Ameliorating T cell exhaustion and enhancing effector function are promising strategies for the improvement of immunotherapies. Here, we show that the HPK1-NFκB-Blimp1 axis mediates T cell dysfunction. High expression of MAP4K1 (which encodes HPK1) correlates with increased T cell exhaustion and with worse patient survival in several cancer types. In MAP4K1^KO mice, tumors grow slower than in wild-type mice and infiltrating T cells are less exhausted and more active and proliferative. We further show that genetic depletion, pharmacological inhibition, or proteolysis targeting chimera (PROTAC)-mediated degradation of HPK1 improves the efficacy of CAR-T cell-based immunotherapies in diverse preclinical mouse models of hematological and solid tumors. These strategies are more effective than genetically depleting PD-1 in CAR-T cells. Thus, we demonstrate that HPK1 is a mediator of T cell dysfunction and an attractive druggable target to improve immune therapy responses.

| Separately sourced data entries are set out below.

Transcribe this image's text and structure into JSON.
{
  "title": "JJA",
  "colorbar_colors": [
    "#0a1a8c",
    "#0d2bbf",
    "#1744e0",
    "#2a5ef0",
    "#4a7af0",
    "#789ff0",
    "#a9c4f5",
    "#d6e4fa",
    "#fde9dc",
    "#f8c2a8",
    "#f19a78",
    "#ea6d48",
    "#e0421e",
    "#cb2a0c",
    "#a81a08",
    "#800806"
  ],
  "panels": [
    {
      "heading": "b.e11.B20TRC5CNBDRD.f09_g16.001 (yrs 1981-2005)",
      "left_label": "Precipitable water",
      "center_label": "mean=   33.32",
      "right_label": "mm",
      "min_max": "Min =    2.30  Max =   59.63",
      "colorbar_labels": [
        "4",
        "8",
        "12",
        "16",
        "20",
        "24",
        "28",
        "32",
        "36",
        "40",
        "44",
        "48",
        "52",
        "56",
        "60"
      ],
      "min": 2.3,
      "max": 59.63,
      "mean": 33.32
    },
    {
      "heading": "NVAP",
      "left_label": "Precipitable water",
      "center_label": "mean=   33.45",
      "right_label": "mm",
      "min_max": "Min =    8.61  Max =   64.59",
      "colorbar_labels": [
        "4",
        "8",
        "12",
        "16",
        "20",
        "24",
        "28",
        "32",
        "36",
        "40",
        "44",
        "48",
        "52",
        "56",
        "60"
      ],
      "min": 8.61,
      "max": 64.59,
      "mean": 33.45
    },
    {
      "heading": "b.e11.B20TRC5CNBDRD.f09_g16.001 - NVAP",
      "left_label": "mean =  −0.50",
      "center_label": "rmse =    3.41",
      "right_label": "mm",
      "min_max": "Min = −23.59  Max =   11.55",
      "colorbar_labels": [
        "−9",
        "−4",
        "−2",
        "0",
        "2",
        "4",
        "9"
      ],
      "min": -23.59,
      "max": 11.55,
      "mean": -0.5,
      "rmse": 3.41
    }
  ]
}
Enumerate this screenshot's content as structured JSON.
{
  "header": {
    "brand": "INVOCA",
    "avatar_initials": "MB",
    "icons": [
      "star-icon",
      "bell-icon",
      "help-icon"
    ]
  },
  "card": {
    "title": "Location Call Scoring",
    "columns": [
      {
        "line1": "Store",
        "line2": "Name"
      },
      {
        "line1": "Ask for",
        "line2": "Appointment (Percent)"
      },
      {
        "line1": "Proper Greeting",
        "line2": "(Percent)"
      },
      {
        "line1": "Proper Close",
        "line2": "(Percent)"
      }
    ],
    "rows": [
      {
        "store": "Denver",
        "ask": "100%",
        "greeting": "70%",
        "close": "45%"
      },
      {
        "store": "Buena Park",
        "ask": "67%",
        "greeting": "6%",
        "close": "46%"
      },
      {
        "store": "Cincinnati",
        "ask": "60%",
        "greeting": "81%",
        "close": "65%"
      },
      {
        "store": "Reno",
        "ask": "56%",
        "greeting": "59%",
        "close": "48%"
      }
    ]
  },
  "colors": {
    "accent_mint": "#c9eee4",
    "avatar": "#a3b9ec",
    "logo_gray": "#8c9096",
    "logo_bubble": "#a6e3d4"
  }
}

改善T细胞衰竭和增强效应子功能是改善免疫疗法的有希望的策略。在这里，我们显示HPK1-NFκB-Blimp1轴介导T细胞功能障碍。MAP4K1的高表达（编码HPK1）与T细胞衰竭增加和几种癌症类型的患者存活率降低有关。在MAP4K1 ^KO中在小鼠中，肿瘤的生长比野生型小鼠慢，并且浸润性T细胞的疲惫程度降低，活性和增殖性更高。我们进一步显示，遗传耗竭，药理学抑制或蛋白水解靶向嵌合体（PROTAC）介导的HPK1降解在血液和实体瘤的各种临床前小鼠模型中提高了基于CAR-T细胞的免疫疗法的功效。这些策略比在CAR-T细胞中遗传消除PD-1更有效。因此，我们证明HPK1是T细胞功能障碍的介体，并且是改善免疫治疗反应的有吸引力的可药物化靶标。